Witajcie KOCHANI,
W Warszawie jest bardzo goraco, w ostatni weekend bylo blisko 40,0 C. Siedze w domu z psiakami, ktore nie lubia goraca i upalu.
W wolnych chwilach robie rozne drobne rzeczy, jedna z nich jest nowa chusta . Ponownie ja robilam na szydelku numer 2,5. Wykorzystalam inne kolory, jasny niebieski, ecru, fioletowy firmy Forever Crochet a takze ciemniejszy niebieski Duet Bamboo and Cotton.
|
Chusta niebieska -lubie robic te slupki i lancuszki ostatnio wzielo mnie
na szydelko, jak tak dalej pojdzie to bede musiala zmienic tytul na " Przygody z szydelkiem" |
|
Chusta coraz to wieksza. |
|
Zszylam tez moj wczesniej zaczety sweterek, teraz tylko rekawy ,plisa pod szyja i ....bedzie gotowy.
Spotkala mnie tez mila niespodzianka, dostalam paczke od Elisy z bloga Il giardinio delle viole. Zapraszam do niej na jej strone. W maju br. zrobilam CANDY i rozeslalam kilka chust do uczestniczek Candy. jedna z nich byla wlasnie Elisa.
Z koncem ubieglego tygodnia dostalam aviso i bylam zaskoczona bo nie oczekiwalam zadnej paczki. Z ciekawoscia szlam na poczte, zeby ja odebrac ( w duchu myslalam,ze moze jakies pismo z urzedu itp ).
A tu niespodzianka , Elisa przyslala mi paczke i... prezent, chcac podziekowac mi za moj trud i prezent na CANDY dla niej.
Ponizej krotki list od Elisy i ........ wloczka - welna super virgin, czyli dziewicza welenka. Hurrrrrrrrrrra.
Vorrei ringrazio a TE , ELISA, per tuo regolo, Sono molto felice per Te e grazie mille carrissima ELISA .Molto abbracci e
grande bacio. |
|
PERELKA - dzis rano, spiaca ,bo przy tej pogodzie wstalysmy o 6.00 ( budzik ) aby pospacerowac po jeszcze chlodnych drozkach mego osiedla. |
|
GROSZEK tez troszke spiacy, wstal o 6.00 rano. |
|
Dzis zegnam WAS wszystkich zagladajacych na blog - smaczna mozzarrella z pomidorkami,
wspaniala przy tej pogodzie i do ponownego zobaczenia.
Zapraszamy wszyscy ponownie i sciskamy WAS mocno , zyczymy
WAM troche chlodu i nizszej temperatury.
ania,PERELKA I Groszek |
5 komentarzy:
Chusta jedna ładniejsza od drugiej;)
A te nasze zwierzaki strasznie się w upały męczą...mam nadzieję, że już temperatury będą spadać...
Lubię lato ale trwające upały bardzo źle znoszę.Chusta piękna.Pozdrawiam i trochę chłodu życzę.
Super chusta i niespodzianka.
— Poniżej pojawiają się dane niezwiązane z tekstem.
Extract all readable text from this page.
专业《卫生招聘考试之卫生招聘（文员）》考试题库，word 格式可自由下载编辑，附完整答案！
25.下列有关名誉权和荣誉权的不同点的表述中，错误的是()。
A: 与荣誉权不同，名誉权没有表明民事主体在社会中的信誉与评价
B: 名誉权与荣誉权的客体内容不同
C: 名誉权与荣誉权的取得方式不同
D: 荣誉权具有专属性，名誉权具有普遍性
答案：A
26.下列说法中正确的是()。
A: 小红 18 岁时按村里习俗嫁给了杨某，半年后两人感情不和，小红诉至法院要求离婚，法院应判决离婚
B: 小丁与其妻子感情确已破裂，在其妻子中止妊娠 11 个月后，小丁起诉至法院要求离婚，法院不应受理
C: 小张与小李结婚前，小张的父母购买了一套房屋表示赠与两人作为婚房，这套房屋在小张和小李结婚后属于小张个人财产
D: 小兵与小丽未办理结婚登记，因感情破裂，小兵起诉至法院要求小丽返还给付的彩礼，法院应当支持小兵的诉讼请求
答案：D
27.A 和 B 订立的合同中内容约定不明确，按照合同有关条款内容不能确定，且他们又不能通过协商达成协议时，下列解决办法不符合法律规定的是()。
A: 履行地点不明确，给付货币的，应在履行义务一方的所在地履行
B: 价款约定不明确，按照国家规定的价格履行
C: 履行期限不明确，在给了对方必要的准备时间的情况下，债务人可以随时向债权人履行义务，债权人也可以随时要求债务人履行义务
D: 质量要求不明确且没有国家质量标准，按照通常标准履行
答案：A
Pozdrawiam z nad Bałtyku , powolutku wracam do bloga po wakacyjnych rozjazdach.
Ciao Anna, sei sempre più brava! Bellissimo lo scialle e anche la maglietta. Sono felice se hai gradito la lana italiana.
Ciao, ti ringrazio della visita e complimenti per questi tuoi lavori, davvero molto brava!